Recent variability of the climate and glaciers in China's monsoon region

Abstract

Climatic data, ice core records, the tree-ring index and recorded glacier variations have been compared, and used to reconstruct a history of climatic and glacial changes in the monsoonal temperate-glacier region of southwestern China during the last 400 years. The results indicate that the region's temperature has increased in a fluctuating manner during the 20th century, after the two cold stages of the Little Ice Age of the 17th-19th centuries, with a corresponding retreat of most of the glaciers during the 20th century, against a background of global warming. Rates of retreat accelerated after the 1980s. The few advancing glaciers that did exist have started to retreat in recent years. The amount, trend and amplitude of variation of precipitation have differed in different parts of the region.
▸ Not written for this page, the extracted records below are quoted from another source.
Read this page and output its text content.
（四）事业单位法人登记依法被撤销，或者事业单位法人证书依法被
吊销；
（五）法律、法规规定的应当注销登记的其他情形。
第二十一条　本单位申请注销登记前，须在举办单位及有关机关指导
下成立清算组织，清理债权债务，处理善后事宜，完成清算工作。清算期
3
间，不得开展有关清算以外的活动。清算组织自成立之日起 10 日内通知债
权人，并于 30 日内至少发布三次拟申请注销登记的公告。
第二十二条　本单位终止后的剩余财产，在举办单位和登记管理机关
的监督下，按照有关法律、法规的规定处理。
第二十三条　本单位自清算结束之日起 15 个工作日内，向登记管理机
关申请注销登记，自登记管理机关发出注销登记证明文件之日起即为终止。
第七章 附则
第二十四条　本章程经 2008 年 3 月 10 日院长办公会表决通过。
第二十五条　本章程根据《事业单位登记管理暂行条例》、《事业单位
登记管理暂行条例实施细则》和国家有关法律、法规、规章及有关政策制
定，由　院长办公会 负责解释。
The climatic records in the Dasuopu ice core, from the Himalaya area in the western part of the region, show a decreasing trend in precipitation, the converse of the trend in temperature. However, in the Hengduan Mountains and other areas of the eastern part of the region, a rising trend in rainfall has accompanied increasing temperatures, a result of the variable atmospheric circulations from different sources. The data indicate that the Southwest Monsoon, which is the principal controlling factor in the Chinese monsoonal temperate-glacier region, can be classified into two parts. One is the Indian Monsoon from the Arabian Sea, passing across the Indian Peninsula. This transports the vapour for precipitation in the Himalaya area, the western part of the monsoonal temperate-glacier region. The other part is the Bengal Monsoon originating in the Bay of Bengal, passing over Bengal and Burma. This is the major source of precipitation in the Hengduan Mountains and other areas in the eastern part of the region. In addition, the eastern part is influenced by the Southeast Monsoon arriving from the western Pacific, whilst the western part is affected in winter by the southern branch of the westerly circulation. This complex atmospheric situation results in differing patterns of precipitation in the western and eastern zones. Although it is clear that both temperature and precipitation affect the glaciers, further work is needed to confirm which is the major factor influencing present glacier change.